The person identified in this post has now been in touch with me and explained that the issue was not caused by them directly, but a web-designer, who was apparently using my content on this person’s site, without the person being aware. In view of this and the damage it would cause to this person’s reputation (and because I am a very nice guy) I have removed the mentions of this person’s name from the post and the 2 images, which showed how a replica of this blog was made using my content.

I recently had someone build a whole site, from content they scraped from this blog! So, I thought I would talk a little about content scraping and show you what it looks like, (literally, there are pictures so make sure you have images turned on if you read this post via email!)

Content scraping

Content scraping is what happens when someone takes content from your site, without permission, and uses it to populate their sites; often claiming they wrote it. Content scrapers are being encouraged to continue, because search engines have still not figured out how to block those sites from their search results. So, they populate a site filled with other peoples content and then use that content to attract traffic, which they use to sell ads and in some cases, infect visitors with malware.

I have a LOT of sites who use my content every day, without attribution. The example below, called (name removed), is something different though. They not only scraped my blog posts, without naming me as the author, they also scraped my pages, including the page that sells my services, my audio program and my “Top Marketing Tips” page, see image below:

Images removed:

Here’s my original. See below:

Before I continue, I would like to point out that I tried to speak with “name removedt” last week but only managed to get through to one of their colleagues. They are now aware of the site. I left my contact details, however, name removed has not contacted me back. (see update at head of post!)

It seems that this example is not a regular scraping exercise to sell ads, but rather an attempt to build an entire site with my content, which I assume will then be sold to someone as a business opportunity. They may decide to keep it and add advertisements later, of course.

Extremely common

In reality, there is not a great deal you can do. In the above example, I am based in the UK and the site is hosted in The United States. This means you are dealing with international law. Other sites using my stuff without attribution are hosted all over the world.

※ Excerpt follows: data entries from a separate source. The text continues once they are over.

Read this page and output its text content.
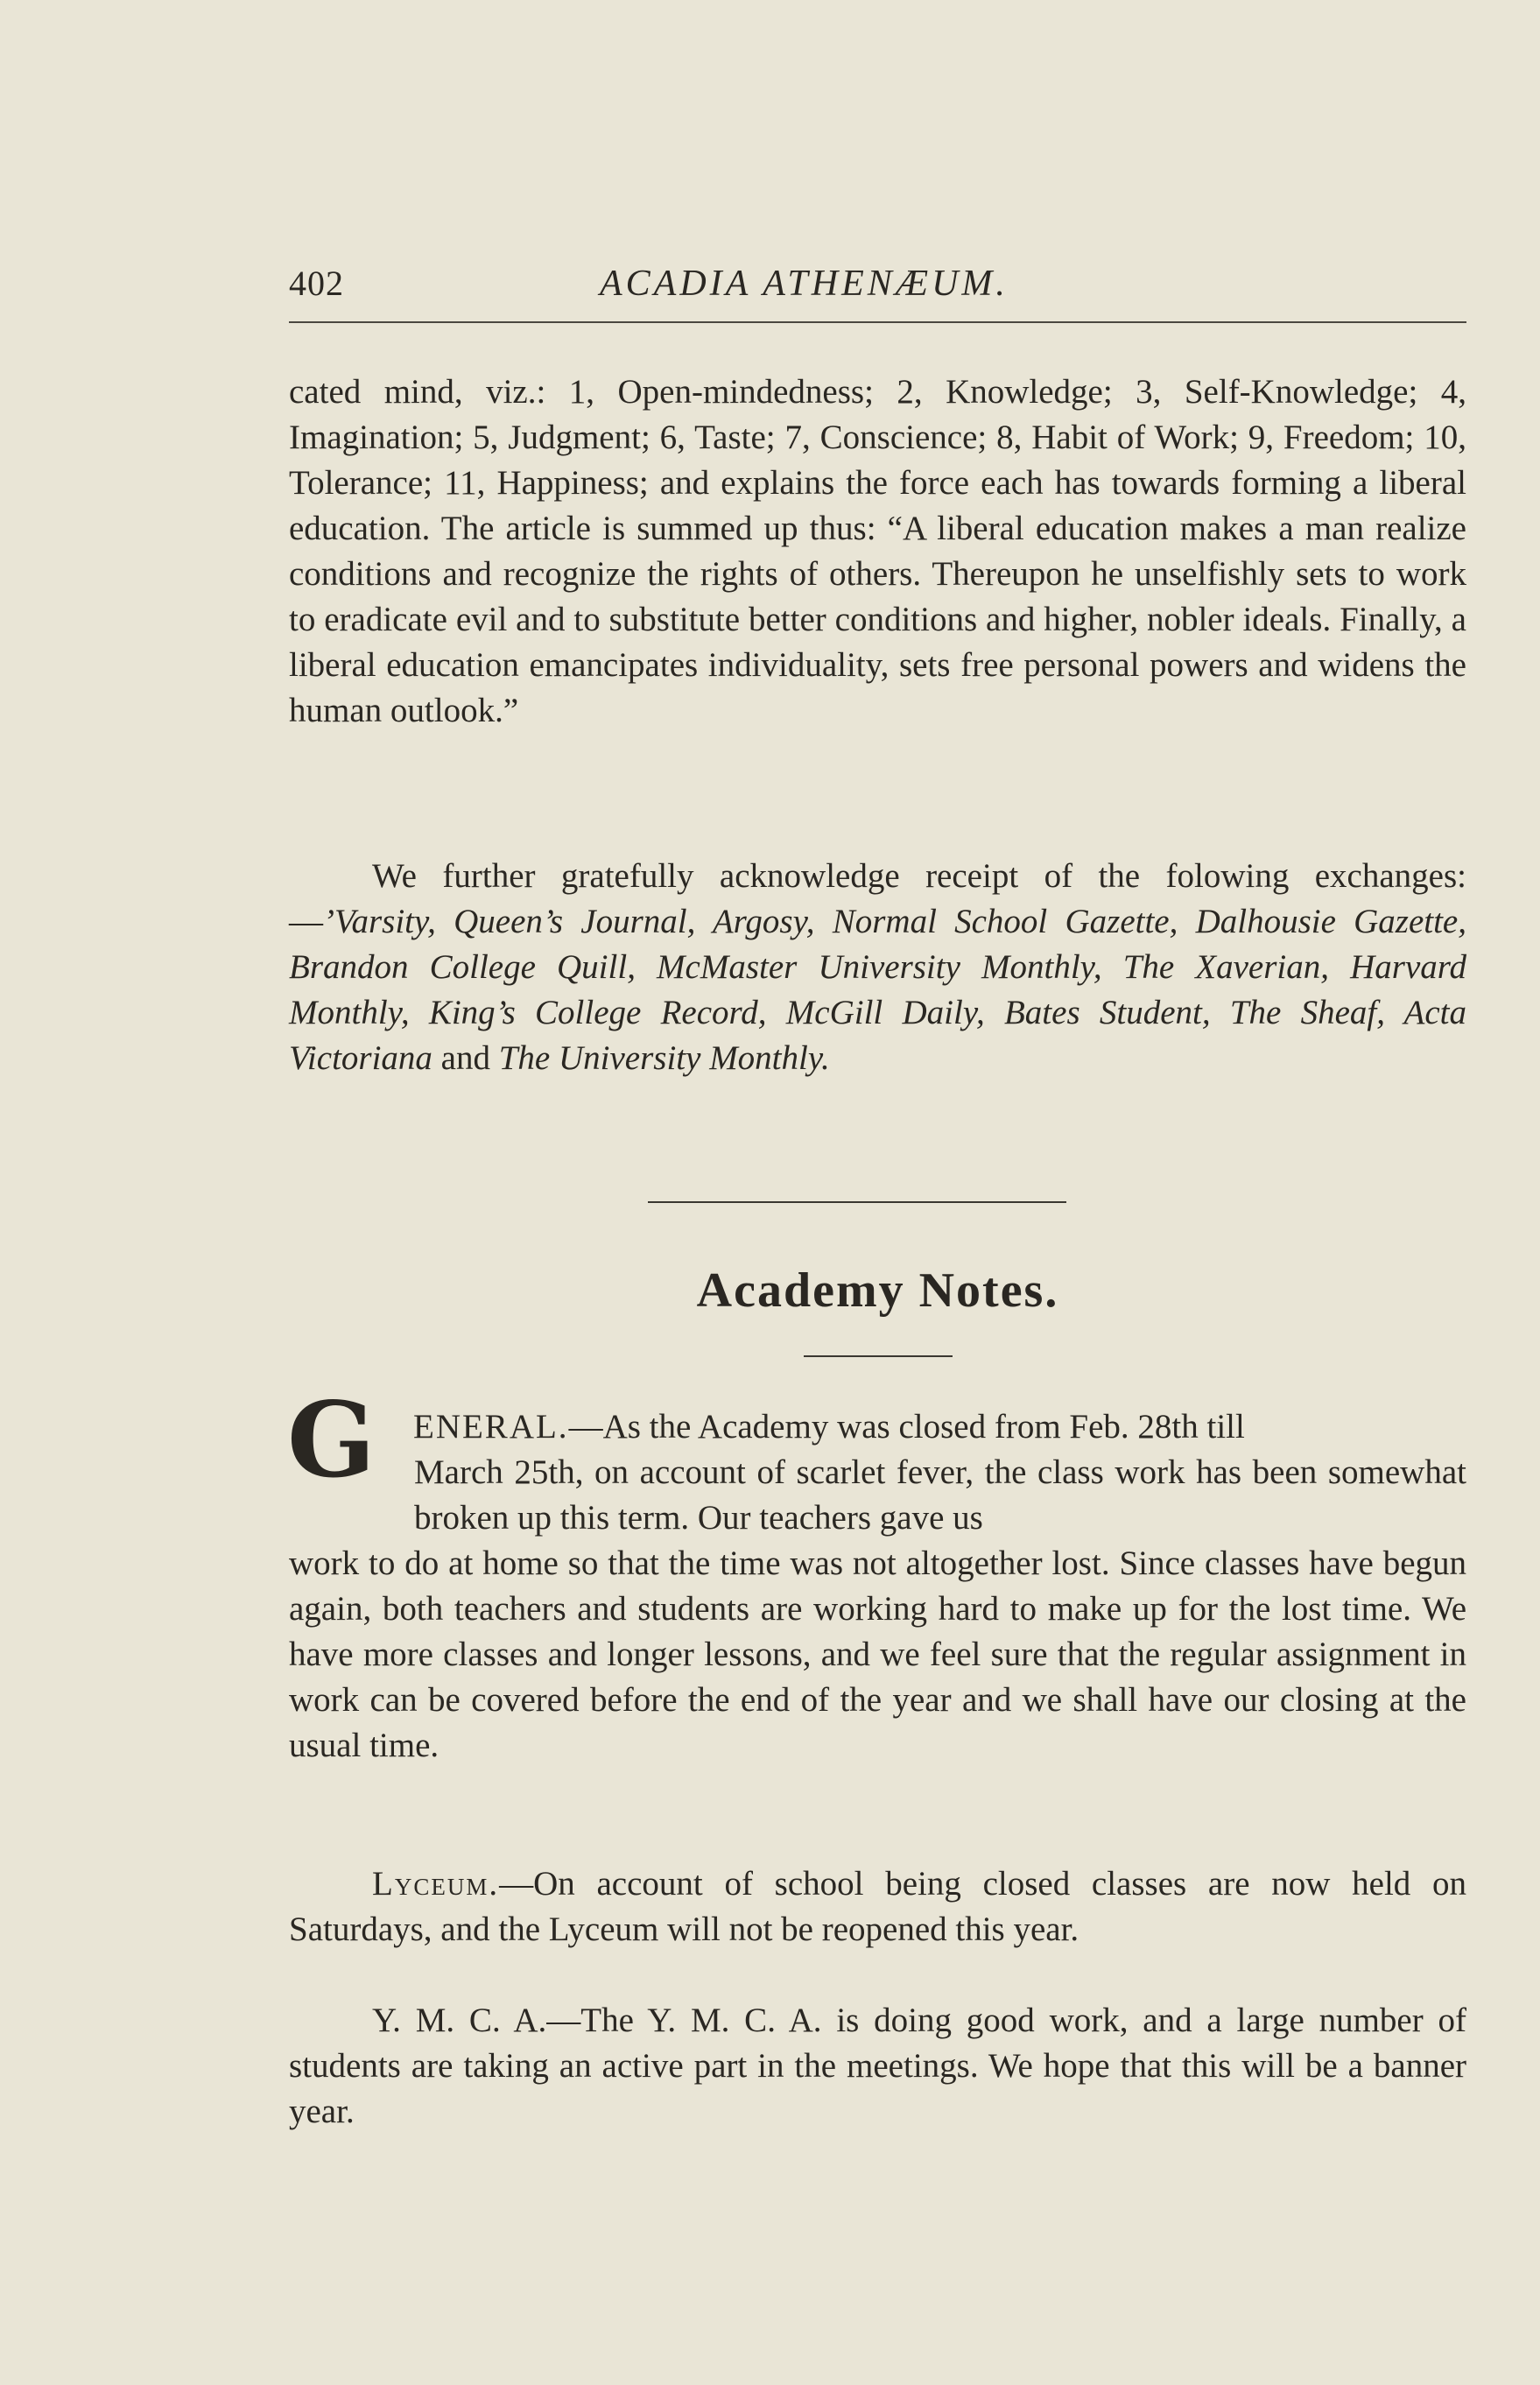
402	ACADIA ATHENÆUM.
cated mind, viz.: 1, Open-mindedness; 2, Knowledge; 3, Self-Knowledge; 4, Imagination; 5, Judgment; 6, Taste; 7, Conscience; 8, Habit of Work; 9, Freedom; 10, Tolerance; 11, Happiness; and explains the force each has towards forming a liberal education. The article is summed up thus: “A liberal education makes a man realize conditions and recognize the rights of others. Thereupon he unselfishly sets to work to eradicate evil and to substitute better conditions and higher, nobler ideals. Finally, a liberal education emancipates individuality, sets free personal powers and widens the human outlook.”
We further gratefully acknowledge receipt of the folowing exchanges:—’Varsity, Queen’s Journal, Argosy, Normal School Gazette, Dalhousie Gazette, Brandon College Quill, McMaster University Monthly, The Xaverian, Harvard Monthly, King’s College Record, McGill Daily, Bates Student, The Sheaf, Acta Victoriana and The University Monthly.
Academy Notes.
G	ENERAL.—As the Academy was closed from Feb. 28th till
March 25th, on account of scarlet fever, the class work has been somewhat broken up this term. Our teachers gave us
work to do at home so that the time was not altogether lost. Since classes have begun again, both teachers and students are working hard to make up for the lost time. We have more classes and longer lessons, and we feel sure that the regular assignment in work can be covered before the end of the year and we shall have our closing at the usual time.
Lyceum.—On account of school being closed classes are now held on Saturdays, and the Lyceum will not be reopened this year.
Y. M. C. A.—The Y. M. C. A. is doing good work, and a large number of students are taking an active part in the meetings. We hope that this will be a banner year.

You can contact the company hosting the site and ask them to remove it. Past experience suggests this is almost always a long-winded waste of time, as the hosting company either refuses to do anything, or the site is simply moved to another host. Equally, it’s hard to identify who is behind content scraping, as they usually steal someone’s identity, which I think has happened with the example above. I don’t believe name removed had anything to do with this.

NB: I will update this post if name removed responds!

Content scraping tip: Insert links

The reason I see so many of these scrapers using my work, is that I have at least 1 link in every post I write, which points back to this blog. As soon as my work is scraped and then published, I get a notification of their link. I found this to be more immediate and a lot more accurate than setting up Google alerts.

Some scrapers have my posts live on their blogs within 5 minutes of me publishing them. The reason it’s so fast, is that they usually do the whole thing using software. As soon as one of my posts reaches their RSS feed, it’s published on their blog as a post.

Attribution

All the content on this site is licensed under creative commons. In other words, you are VERY WELCOME to use my posts on your site or in your newsletters, so long as you attribute them to me under the terms of that license. Most sites that use my content do this. Probably 99%. In such cases, I actually benefit from them sharing my work. They allow me to reach new people, whilst being able to share something they found useful with their readers. Win-win.

Google has recently claimed to be cracking down on scraped content, so that it no longer ranks as highly in their search results. The hope is that this will make it unattractive for people to scrape content. It remains to be seen if this will have any positive impact. Certainly I am seeing no drop in the number of scraper sites that use my work each day.